The management of light energy during photosynthesis requires the concerted participation of multiple cellular processes, being the regulation of light absorption and the electron transfer in the photosynthetic machinery in the frontline. Due to the high diversity and divergence of microalgae groups, different molecular components can be found in their photosynthetic molecular machinery. Symbiodiniaceae, a family of dinoflagellates with a secondary-acquired peridinin chloroplast, contains a particular set of attributes. Members of this family perform mutualistic associations with a wide variety of animals, among which cnidarians are the most prominent. These photosynthetic cnidarians, such as the golden jellyfish Mastigias papua or the reef-building coral species Stylophora pistillata, obtain from their photosynthetic symbionts a variety of molecules to sustain their energetic demands, allowing them to participate as primary producers in marine ecosystems. The photosynthetic activity of these organisms have been documented, but details on the regulation of light absorption and photosynthetic electron transfer along their photosynthetic machinery is not well understood. In this work, the monitoring of the photosynthetic activity was addressed by spectroscopic methods, in order to provide information on the photosynthetic electron transfer activity of Symbidiniaceae in symbiosis with two cnidarians.
With the use of a chlorophyll a fluorescence imaging system we tracked the photosynthetic activity of the algal symbionts in the golden jellyfish M. papua. This jellyfish, together with its natural predator, the non-photosynthetic anemone Entacmaea medusivora, were collected from marine lakes in Palau, West Pacific. A peculiar phenomenon, observed during the field trip, brought a question on the fate of the algal symbiont, Cladocopium sp., when its host was digested by the anemone. The monitoring of the photosynthetic activity revealed that Cladocopium sp. was highly resistant to digestion, but it did not form an endosymbiotic association with the anemone. Moreover, the photosynthetic electron transfer activity remained unaffected during the digestion, and even after being expelled with non-digested fractions.
The coral S. pistillata was used to standardise a protocol for more specialised spectroscopic methods. Diverse technical problems have been an obstacle for the monitoring of the photochemical process in these organisms due to their calcareous skeleton. This issue was solved by fragmenting coral branches, a process that some corals experience naturally. The coral fragments of colonies grown in aquarium conditions were then used to provide information on the photosynthetic electron transfer process and the alternative electron transfer pathways in Symbiodiniaceae in symbiosis. The occurrence of these alternative pathways was thereafter shown in corals collected at mesophotic and shallow depths from a coral reef in the Gulf of Eilat, Israel. The photosynthetic activity of these coral colonies was compared, revealing differences in their sensitivity to light intensity and a differential use of the photosynthetic alternative electron pathways and photoprotection mechanisms. As part of the photoacclimation process of this coral species, the resistance of photosystem I to photoinhibition was observed.

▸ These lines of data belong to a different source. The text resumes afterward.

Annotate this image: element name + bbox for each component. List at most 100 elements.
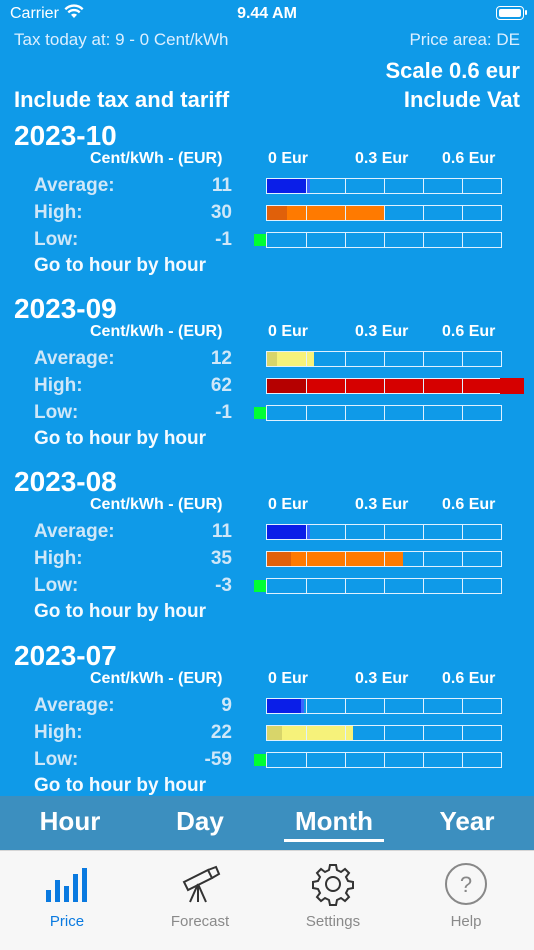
high-row: High: 22 [0,722,534,746]
include-vat-label[interactable]: Include Vat [403,87,520,112]
bar-fill [287,206,384,220]
period-hour[interactable]: Hour [39,806,101,836]
goto-hour-link[interactable]: Go to hour by hour [34,775,207,796]
svg-text:?: ? [460,872,472,897]
average-row: Average: 11 [0,175,534,199]
tab-label: Forecast [170,913,230,930]
negative-marker [254,580,266,592]
row-value: 11 [211,521,232,542]
month-title: 2023-07 [14,640,117,671]
average-row: Average: 11 [0,521,534,545]
row-value: 12 [210,348,232,369]
bar-fill [267,179,307,193]
bar-fill [267,699,301,713]
period-month[interactable]: Month [295,806,373,836]
row-label: High: [34,548,83,569]
row-label: High: [34,202,83,223]
unit-label: Cent/kWh - (EUR) [90,496,223,513]
month-title: 2023-08 [14,466,117,497]
row-label: Low: [34,229,79,250]
goto-hour-link[interactable]: Go to hour by hour [34,601,207,622]
tab-forecast[interactable]: Forecast [150,861,250,930]
price-bar [266,725,502,741]
tab-label: Settings [305,913,361,930]
scale-label-mid: 0.3 Eur [355,496,409,513]
row-value: 30 [210,202,232,223]
row-label: Average: [34,348,115,369]
scale-label-mid: 0.3 Eur [355,150,409,167]
unit-label: Cent/kWh - (EUR) [90,323,223,340]
price-bar [266,205,502,221]
low-row: Low: -59 [0,749,534,773]
row-value: -1 [215,229,232,250]
question-circle-icon: ? [416,861,516,907]
bar-fill-edge [307,179,310,193]
scale-label-0: 0 Eur [268,150,309,167]
tab-help[interactable]: ? Help [416,861,516,930]
row-label: High: [34,375,83,396]
low-row: Low: -3 [0,575,534,599]
row-value: 35 [210,548,232,569]
row-label: Average: [34,521,115,542]
price-bar [266,378,502,394]
row-value: 62 [210,375,232,396]
price-bar [266,752,502,768]
goto-hour-link[interactable]: Go to hour by hour [34,255,207,276]
period-year[interactable]: Year [439,806,495,836]
month-block: 2023-09 Cent/kWh - (EUR) 0 Eur 0.3 Eur 0… [0,293,534,463]
scale-label-mid: 0.3 Eur [355,670,409,687]
bar-fill-edge [307,525,310,539]
goto-hour-link[interactable]: Go to hour by hour [34,428,207,449]
row-value: 22 [210,722,232,743]
row-label: Low: [34,575,79,596]
scale-label-mid: 0.3 Eur [355,323,409,340]
price-bar [266,351,502,367]
telescope-icon [150,861,250,907]
low-row: Low: -1 [0,402,534,426]
high-row: High: 62 [0,375,534,399]
include-tax-label[interactable]: Include tax and tariff [14,87,230,112]
negative-marker [254,754,266,766]
unit-label: Cent/kWh - (EUR) [90,670,223,687]
month-block: 2023-08 Cent/kWh - (EUR) 0 Eur 0.3 Eur 0… [0,466,534,636]
gear-icon [283,861,383,907]
tax-today-label: Tax today at: 9 - 0 Cent/kWh [14,30,229,49]
price-bar [266,178,502,194]
row-label: High: [34,722,83,743]
average-row: Average: 9 [0,695,534,719]
negative-marker [254,234,266,246]
row-label: Average: [34,695,115,716]
bar-fill-dark [267,552,291,566]
bar-fill [267,525,307,539]
price-bar [266,698,502,714]
tab-label: Price [49,913,85,930]
period-day[interactable]: Day [176,806,224,836]
high-row: High: 30 [0,202,534,226]
bar-fill-dark [267,352,277,366]
row-value: 11 [211,175,232,196]
tab-price[interactable]: Price [17,861,117,930]
bar-fill-edge [301,699,304,713]
price-bar [266,551,502,567]
scale-label-max: 0.6 Eur [442,496,496,513]
bar-chart-icon [17,861,117,907]
price-bar [266,578,502,594]
month-title: 2023-10 [14,120,117,151]
row-value: 9 [221,695,232,716]
row-value: -1 [215,402,232,423]
row-label: Low: [34,749,79,770]
scale-label-0: 0 Eur [268,670,309,687]
price-area-label[interactable]: Price area: DE [409,30,520,49]
bar-fill-dark [267,206,287,220]
average-row: Average: 12 [0,348,534,372]
bar-overflow [500,378,524,394]
tab-label: Help [450,913,482,930]
period-selector: Hour Day Month Year [0,796,534,850]
unit-label: Cent/kWh - (EUR) [90,150,223,167]
row-label: Low: [34,402,79,423]
scale-label[interactable]: Scale 0.6 eur [385,58,520,83]
bar-fill [277,352,314,366]
bar-fill [282,726,353,740]
tab-settings[interactable]: Settings [283,861,383,930]
bar-fill [306,379,501,393]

Overall, in the symbiotic state, the Symbiodiniaceae species studied here showed a high resistance to harsh conditions, such as digestion of their jellyfish host by other animals, or by the mechanical stress when fragmenting their coral host. The photosynthetic activity of Symbiodiniaceae in symbiosis with S. pistillata, was found to present a series of photoacclimation strategies according to their environmental light conditions. Moreover, the photosynthetic activity of these algae include the use of photosynthetic alternative electron pathways. A feature that was found different from the information reported from algal cultures.